Are the floods down to global warming?

Are this winter's extreme weather, with rain and floods across Southern England, down to global warming? If so, it's been going on for some time. Remember the devastating floods of 1953, or exceptionally cold winter of 1946, followed by an extremely hot summer. Or if you want a real (pre-industrial) extreme, reflect that in the 1680s, the Thames was frozen solid for two months.

The fact is that exteme weather has never been all that unusual. It's just that today, every episode is used to justify the existence of climate change and its allegedly human cause. Melting ice? We're burning too much carbon fuel. Floods? Our warmer atmosphere carries more moisture. Hurricanes? They're created by warmer seas. Droughts? That's warming too. Snow? The Gulf Stream is shifting. Heatwaves? Do you need to ask?

Of course, much of this is based on questionable evidence: global temperature rises have stalled in the last decade; Pacific hurricane intensity has been low since the mid-1980s; Antarctic ice is increasing; atmospheric moisture levels  are no higher. But the real problem is that a theory that supposedly predicts anything in fact tells us absolutely nothing. As the Scientific Alliance puts it:

Overall, the impression is that some people are taking whatever opportunities they see to find examples of what global warming may be doing, which by inference is then due to our carbon dioxide emissions. The purpose is presumably to stiffen political backbones and keep policies aimed at radical decarbonisation on track.

But there is a deeper agenda among some campaigners.
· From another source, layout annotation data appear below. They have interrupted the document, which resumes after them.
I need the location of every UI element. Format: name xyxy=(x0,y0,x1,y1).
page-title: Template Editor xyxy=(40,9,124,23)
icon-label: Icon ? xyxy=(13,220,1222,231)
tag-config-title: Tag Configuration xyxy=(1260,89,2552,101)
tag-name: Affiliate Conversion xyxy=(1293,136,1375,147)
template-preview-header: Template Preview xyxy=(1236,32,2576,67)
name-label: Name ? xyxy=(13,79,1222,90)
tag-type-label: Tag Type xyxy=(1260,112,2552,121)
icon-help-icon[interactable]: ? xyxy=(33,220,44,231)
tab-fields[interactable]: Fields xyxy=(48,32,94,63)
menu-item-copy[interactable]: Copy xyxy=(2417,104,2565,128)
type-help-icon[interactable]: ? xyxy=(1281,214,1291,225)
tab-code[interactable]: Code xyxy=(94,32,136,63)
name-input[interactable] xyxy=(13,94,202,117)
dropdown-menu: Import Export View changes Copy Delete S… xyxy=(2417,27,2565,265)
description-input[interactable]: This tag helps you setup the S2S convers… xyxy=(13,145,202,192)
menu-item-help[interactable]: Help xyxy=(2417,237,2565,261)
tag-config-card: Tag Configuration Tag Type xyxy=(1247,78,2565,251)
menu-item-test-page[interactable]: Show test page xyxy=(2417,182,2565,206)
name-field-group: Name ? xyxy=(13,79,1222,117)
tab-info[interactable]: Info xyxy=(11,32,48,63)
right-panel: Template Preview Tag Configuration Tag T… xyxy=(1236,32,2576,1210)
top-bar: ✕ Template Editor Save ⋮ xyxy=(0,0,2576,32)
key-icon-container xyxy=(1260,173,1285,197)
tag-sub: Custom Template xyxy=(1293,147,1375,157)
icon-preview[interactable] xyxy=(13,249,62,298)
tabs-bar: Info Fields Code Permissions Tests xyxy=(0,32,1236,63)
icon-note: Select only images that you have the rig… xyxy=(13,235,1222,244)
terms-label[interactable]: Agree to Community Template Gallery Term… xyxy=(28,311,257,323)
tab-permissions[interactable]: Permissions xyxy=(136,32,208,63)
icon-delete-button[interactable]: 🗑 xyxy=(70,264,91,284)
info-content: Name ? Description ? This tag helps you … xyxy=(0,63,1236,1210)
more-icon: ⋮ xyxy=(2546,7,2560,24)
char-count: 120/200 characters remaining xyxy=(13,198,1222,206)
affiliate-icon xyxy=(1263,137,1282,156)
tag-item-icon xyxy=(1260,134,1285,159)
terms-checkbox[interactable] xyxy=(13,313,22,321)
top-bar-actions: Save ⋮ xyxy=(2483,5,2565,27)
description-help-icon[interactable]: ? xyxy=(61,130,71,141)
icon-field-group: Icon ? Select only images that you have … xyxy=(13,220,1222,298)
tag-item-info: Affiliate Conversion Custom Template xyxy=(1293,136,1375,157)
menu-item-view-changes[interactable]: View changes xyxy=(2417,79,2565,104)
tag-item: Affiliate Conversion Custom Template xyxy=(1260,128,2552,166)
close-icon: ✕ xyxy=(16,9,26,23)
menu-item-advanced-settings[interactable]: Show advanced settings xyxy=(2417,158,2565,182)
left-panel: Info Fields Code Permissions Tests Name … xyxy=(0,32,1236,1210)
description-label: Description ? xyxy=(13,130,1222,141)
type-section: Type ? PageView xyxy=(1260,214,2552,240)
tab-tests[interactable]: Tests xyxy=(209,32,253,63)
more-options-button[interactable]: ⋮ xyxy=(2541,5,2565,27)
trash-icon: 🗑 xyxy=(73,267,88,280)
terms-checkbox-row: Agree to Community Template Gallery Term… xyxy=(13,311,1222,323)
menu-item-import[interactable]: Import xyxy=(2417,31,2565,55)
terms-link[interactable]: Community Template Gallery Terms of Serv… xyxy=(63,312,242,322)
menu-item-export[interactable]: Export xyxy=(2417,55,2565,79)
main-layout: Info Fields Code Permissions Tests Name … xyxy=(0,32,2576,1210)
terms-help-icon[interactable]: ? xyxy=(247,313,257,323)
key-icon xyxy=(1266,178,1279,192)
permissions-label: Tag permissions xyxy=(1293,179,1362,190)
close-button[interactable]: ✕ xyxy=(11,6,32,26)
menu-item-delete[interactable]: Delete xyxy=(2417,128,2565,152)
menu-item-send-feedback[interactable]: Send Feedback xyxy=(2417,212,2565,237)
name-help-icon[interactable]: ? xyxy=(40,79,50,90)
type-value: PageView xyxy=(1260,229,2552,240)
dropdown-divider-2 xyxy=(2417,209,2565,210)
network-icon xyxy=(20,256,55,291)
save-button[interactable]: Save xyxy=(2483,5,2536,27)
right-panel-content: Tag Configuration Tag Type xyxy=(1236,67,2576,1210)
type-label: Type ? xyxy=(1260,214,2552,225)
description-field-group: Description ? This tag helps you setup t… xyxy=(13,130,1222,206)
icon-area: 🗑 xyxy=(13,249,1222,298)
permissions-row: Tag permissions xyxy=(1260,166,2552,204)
The first element of it is to suggest that industrialisation and economic growth are our problem. In fact, they are the solution. The economist Andrew Lilico points out that, even if we assume that global warming is a reality, it is far cheaper and more practical to adapt to it than to try to reverse it. And economic growth makes us rich enough to make those adaptations. For future generations, it will be even easier.

The second element is that, when any sort of problem occurs – and not just some weather event –  people are inclined to say 'the government should do something about it'. So the more problems that campaigners can create, the more pressure there is for government expansion. And, indeed, for political intervention into markets. One can already see the insurance companies being lined up for a beating. Can it be long before they are told they have to provide cheap flood cover to everyone, no matter how often their riverside homes have been inundated before? The result, of course, will be that more people are encouraged to build and live in flood-prone areas – or that insurers simply leave the market and nobody can get bad-weather coverage at all.